「あー、だりぃ。何か関節が痛ぇし」
「顔が赤いですね、風邪でもひきましたか?」
榊は和泉の額に掌を当てる。
「榊の手、気持ちイー……」
目を閉じ、和泉は榊の冷たい手の感触を心地良く感じていた。
「和泉、今すぐベッドへ行きなさい。熱がありますよ」
榊に急かされるように背中を押され、戸口へと歩いていった。
「熱〜?んー、んじゃあ、寝るか」
目が虚ろな和泉は、おぼつかない足取りでフラフラとしながら榊の部屋を後にし、自室へと向かった。

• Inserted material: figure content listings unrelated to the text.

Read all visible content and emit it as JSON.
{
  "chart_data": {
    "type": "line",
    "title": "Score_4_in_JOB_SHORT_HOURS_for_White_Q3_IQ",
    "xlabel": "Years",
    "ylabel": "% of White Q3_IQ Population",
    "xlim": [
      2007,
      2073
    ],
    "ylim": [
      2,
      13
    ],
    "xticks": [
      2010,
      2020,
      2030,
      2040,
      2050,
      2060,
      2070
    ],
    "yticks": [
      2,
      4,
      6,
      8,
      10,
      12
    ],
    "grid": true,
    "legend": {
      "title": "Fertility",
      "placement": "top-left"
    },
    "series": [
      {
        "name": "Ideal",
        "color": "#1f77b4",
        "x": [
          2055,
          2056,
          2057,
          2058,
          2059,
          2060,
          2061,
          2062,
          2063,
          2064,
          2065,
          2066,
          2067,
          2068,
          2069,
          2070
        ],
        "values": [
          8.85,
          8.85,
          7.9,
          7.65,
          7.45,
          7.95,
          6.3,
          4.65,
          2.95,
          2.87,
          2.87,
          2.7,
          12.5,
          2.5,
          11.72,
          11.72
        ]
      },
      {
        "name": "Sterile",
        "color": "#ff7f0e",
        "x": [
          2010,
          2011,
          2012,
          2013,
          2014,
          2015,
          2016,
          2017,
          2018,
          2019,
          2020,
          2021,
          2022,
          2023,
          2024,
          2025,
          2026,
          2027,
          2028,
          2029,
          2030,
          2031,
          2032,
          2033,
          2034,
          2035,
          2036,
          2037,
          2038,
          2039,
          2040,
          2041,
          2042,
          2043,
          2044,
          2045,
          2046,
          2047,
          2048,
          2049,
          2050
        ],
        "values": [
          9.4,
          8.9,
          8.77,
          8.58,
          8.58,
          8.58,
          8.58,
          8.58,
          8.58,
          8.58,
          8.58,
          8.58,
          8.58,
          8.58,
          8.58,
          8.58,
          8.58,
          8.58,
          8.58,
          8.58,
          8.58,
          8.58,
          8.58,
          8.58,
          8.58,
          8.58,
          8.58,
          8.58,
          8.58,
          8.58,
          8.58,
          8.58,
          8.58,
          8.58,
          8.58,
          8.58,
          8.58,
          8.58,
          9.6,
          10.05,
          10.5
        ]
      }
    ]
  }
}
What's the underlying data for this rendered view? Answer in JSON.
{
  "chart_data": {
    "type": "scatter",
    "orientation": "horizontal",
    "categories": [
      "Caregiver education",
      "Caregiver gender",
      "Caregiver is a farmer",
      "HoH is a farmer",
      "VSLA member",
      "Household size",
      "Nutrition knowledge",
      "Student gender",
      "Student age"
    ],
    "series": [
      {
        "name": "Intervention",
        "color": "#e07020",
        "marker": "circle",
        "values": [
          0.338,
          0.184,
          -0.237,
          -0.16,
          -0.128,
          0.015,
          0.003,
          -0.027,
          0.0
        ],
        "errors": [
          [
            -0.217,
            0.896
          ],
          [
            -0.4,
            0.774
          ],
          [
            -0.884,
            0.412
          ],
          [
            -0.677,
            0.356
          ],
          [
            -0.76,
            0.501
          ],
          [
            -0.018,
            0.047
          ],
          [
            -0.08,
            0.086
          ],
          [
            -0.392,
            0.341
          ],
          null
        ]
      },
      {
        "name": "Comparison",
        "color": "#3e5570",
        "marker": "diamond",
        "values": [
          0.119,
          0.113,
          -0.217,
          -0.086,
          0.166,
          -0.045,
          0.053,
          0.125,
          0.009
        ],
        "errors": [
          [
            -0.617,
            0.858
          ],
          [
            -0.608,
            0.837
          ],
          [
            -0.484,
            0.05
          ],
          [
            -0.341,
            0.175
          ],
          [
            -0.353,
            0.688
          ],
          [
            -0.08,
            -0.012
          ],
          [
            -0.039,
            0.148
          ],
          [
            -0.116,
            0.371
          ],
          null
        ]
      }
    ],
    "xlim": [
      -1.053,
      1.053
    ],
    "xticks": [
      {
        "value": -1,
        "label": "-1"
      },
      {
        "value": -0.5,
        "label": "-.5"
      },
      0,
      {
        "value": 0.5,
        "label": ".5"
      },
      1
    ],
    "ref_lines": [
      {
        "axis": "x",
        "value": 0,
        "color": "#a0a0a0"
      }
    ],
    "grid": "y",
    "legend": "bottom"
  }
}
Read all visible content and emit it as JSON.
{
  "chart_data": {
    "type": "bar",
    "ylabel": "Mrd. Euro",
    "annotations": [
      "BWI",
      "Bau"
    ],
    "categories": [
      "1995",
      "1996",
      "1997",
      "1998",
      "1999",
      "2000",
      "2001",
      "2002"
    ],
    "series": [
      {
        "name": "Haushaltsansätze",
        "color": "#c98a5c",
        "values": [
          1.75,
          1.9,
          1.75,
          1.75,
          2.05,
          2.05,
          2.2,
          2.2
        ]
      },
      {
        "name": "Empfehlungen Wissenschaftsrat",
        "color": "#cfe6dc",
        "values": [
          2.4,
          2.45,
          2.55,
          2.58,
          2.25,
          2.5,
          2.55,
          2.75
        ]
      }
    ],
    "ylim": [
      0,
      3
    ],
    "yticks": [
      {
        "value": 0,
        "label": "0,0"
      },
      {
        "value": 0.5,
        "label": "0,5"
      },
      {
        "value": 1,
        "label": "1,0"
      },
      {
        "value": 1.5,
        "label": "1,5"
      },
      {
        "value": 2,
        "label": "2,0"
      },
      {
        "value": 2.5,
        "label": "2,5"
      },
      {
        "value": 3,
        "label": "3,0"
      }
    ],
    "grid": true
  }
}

部屋に着いた途端ベッドへ身体をドサッと沈ませ、少し汗ばんだ額を掌で覆う。
「熱あるなんて聞いたら、マジで熱くなってきた。……アチィー」
ベッドの上でグッタリしていると、ドアを遠慮がちにノックする音が聞こえた。
「和泉くん、真雪です」
「んー」
和泉から反応があり、真雪は部屋に入って行った。
そこには心配そうに和泉を見つめる真雪が、トレイに薬と水を持って立っていた。
「大丈夫ですか?」
「たぶん。ただ身体がアッチィし、関節も痛てぇ」
真雪はトレイをテーブルに置き、体温計を取り出した。
「熱、計ってみてください」
「いいよ、面倒。熱あるのわかってるし」
怠そうに手をヒラヒラと動かし、和泉はやんわりと断った。
が、しかし。
「ちょっ、真雪、俺病人……」
「和泉くんは黙っててください。面倒なら、私が計ってあげます!」
真雪は和泉のベッドに乗り、布団を剥ぐと、和泉のシャツを強引に捲ろうとする。
露になる鍛えられた腹筋を見た真雪は、一瞬恥かしくなり手が止まる。しかし緊急事態だと自分に言い聞かせ、赤くなる顔を気にしつつ、弱る和泉の脇へ体温計を差し入れた。
ベッドから降りた真雪は、乱された布団を和泉に掛け直した。
「今は凜さん出掛けてて、私が母親代わりなんです。言う事聞いてもらいますよ?」
真雪の勢いに気圧された和泉は、驚いた様子でウンウンと小さく何度も頷いた。